Published online by Cambridge University Press: 22 September 2009
The expectations of readers of differing religious beliefs, social status, and gender molded the reception of the Book of Martyrs. They interpreted its highly variable and malleable text in radically different ways that tracked the full range of the religio-political spectrum of early modern England. Changing habits and practices of different categories of readers had an important impact on the passage through the printing house of the many hand-press editions. Readership expectations are most immediately evident at the level of typography, in which the choreography of italic, roman, and black-letter founts addressed the changing requirements of a stratified audience comprised of literati and illiterati during an era that spanned the abandonment of black letter in favor of roman type. Manipulation of reading practices played an important role, furthermore, in the shared endeavor of John Day and John Foxe in generating a pictorial program accessible even to illiterate individuals who were unable to read the text for themselves.

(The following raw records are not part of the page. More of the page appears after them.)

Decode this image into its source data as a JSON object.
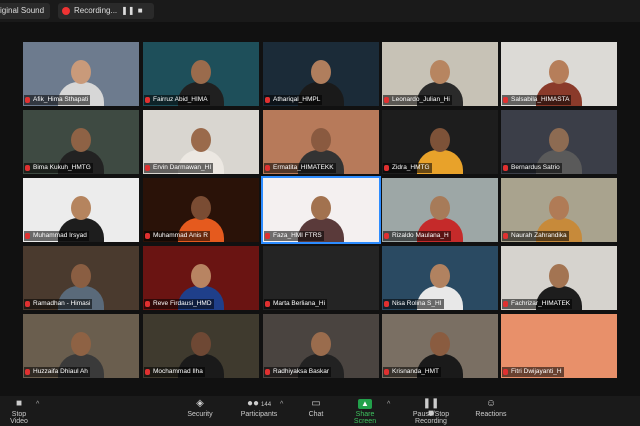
{
  "topbar": {
    "sound_label": "iginal Sound",
    "recording_label": "Recording..."
  },
  "participants": [
    {
      "name": "Afik_Hima Sthapati",
      "bg": "#6d7b8e",
      "skin": "#c99a7a",
      "shirt": "#d7d7d7"
    },
    {
      "name": "Fairruz Abid_HIMA",
      "bg": "#1e4f5a",
      "skin": "#9a6b4c",
      "shirt": "#202020"
    },
    {
      "name": "Athariqal_HMPL",
      "bg": "#1b2b38",
      "skin": "#b07e5d",
      "shirt": "#1a1a1a"
    },
    {
      "name": "Leonardo_Julian_Hi",
      "bg": "#c7c2b6",
      "skin": "#b78560",
      "shirt": "#2a2a2a"
    },
    {
      "name": "Salsabila_HIMASTA",
      "bg": "#dcdad6",
      "skin": "#b67e5a",
      "shirt": "#8a3a2a"
    },
    {
      "name": "Bima Kukuh_HMTG",
      "bg": "#3e4a42",
      "skin": "#8e6245",
      "shirt": "#222"
    },
    {
      "name": "Ervin Darmawan_HI",
      "bg": "#d9d6d0",
      "skin": "#9a6a4b",
      "shirt": "#ece8e2"
    },
    {
      "name": "Ermatita_HIMATEKK",
      "bg": "#b77a5a",
      "skin": "#8a5a40",
      "shirt": "#333"
    },
    {
      "name": "Zidra_HMTG",
      "bg": "#1d1d1d",
      "skin": "#7d5238",
      "shirt": "#e8a22a"
    },
    {
      "name": "Bernardus Satrio",
      "bg": "#3b3e48",
      "skin": "#8d6b52",
      "shirt": "#5a5a5a"
    },
    {
      "name": "Muhammad Irsyad",
      "bg": "#ececec",
      "skin": "#b5845e",
      "shirt": "#1d1d1d"
    },
    {
      "name": "Muhammad Anis R",
      "bg": "#2a1208",
      "skin": "#7a4c33",
      "shirt": "#e55a1e"
    },
    {
      "name": "Faza_HMI FTRS",
      "bg": "#f4f0f0",
      "skin": "#a2724f",
      "shirt": "#5a3a3a"
    },
    {
      "name": "Rizaldo Maulana_H",
      "bg": "#9da7a6",
      "skin": "#a77b59",
      "shirt": "#c52a2a"
    },
    {
      "name": "Naurah Zahrandika",
      "bg": "#a9a38e",
      "skin": "#b07b56",
      "shirt": "#c78a3a"
    },
    {
      "name": "Ramadhan - Himasi",
      "bg": "#4a3a2e",
      "skin": "#8a5e42",
      "shirt": "#5a6a7a"
    },
    {
      "name": "Reve Firdausi_HMD",
      "bg": "#6a1412",
      "skin": "#b88462",
      "shirt": "#1f3f8a"
    },
    {
      "name": "Marta Berliana_Hi",
      "bg": "#242424",
      "skin": "",
      "shirt": ""
    },
    {
      "name": "Nisa Rolina S_HI",
      "bg": "#2a4a62",
      "skin": "#b18260",
      "shirt": "#e8e8e8"
    },
    {
      "name": "Fachrizar_HIMATEK",
      "bg": "#d6d3ce",
      "skin": "#a37452",
      "shirt": "#1d1d1d"
    },
    {
      "name": "Huzzaifa Dhiaul Ah",
      "bg": "#6a5e4e",
      "skin": "#8e6244",
      "shirt": "#3a3a3a"
    },
    {
      "name": "Mochammad Ilha",
      "bg": "#3f3a2e",
      "skin": "#6e4834",
      "shirt": "#1a1a1a"
    },
    {
      "name": "Radhiyaksa Baskar",
      "bg": "#4a4440",
      "skin": "#9a6c4d",
      "shirt": "#222"
    },
    {
      "name": "Krisnanda_HMT",
      "bg": "#7a6f63",
      "skin": "#8a5c40",
      "shirt": "#1a1a1a"
    },
    {
      "name": "Fitri Dwijayanti_H",
      "bg": "#e8906a",
      "skin": "",
      "shirt": ""
    }
  ],
  "toolbar": {
    "stop_video": "Stop Video",
    "security": "Security",
    "participants": "Participants",
    "participants_count": "144",
    "chat": "Chat",
    "share_screen": "Share Screen",
    "record": "Pause/Stop Recording",
    "reactions": "Reactions"
  },
  "colors": {
    "accent": "#2d8cff",
    "recording": "#e33333",
    "share": "#22a04b",
    "muted": "#e03030"
  }
}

In collaboration with his associates, Foxe sets forth his own ideas about reading in an elaborate array of prefaces, both in Latin and in English, in other forms of paratext including marginal glosses, and in comments within the body of the text (see Chapter 1.E). For example, he invites members of the reading public to join in the assessment of evidence by interrogating reputed miracles (“Whereof let every reader use hys owne judgment”) or visions (“This only which hath out of the mans owne mouth bene receaved, so as I receaved it of the parties, I thought here to communicate to the reader, for him to judge therof as God shall rule his minde”).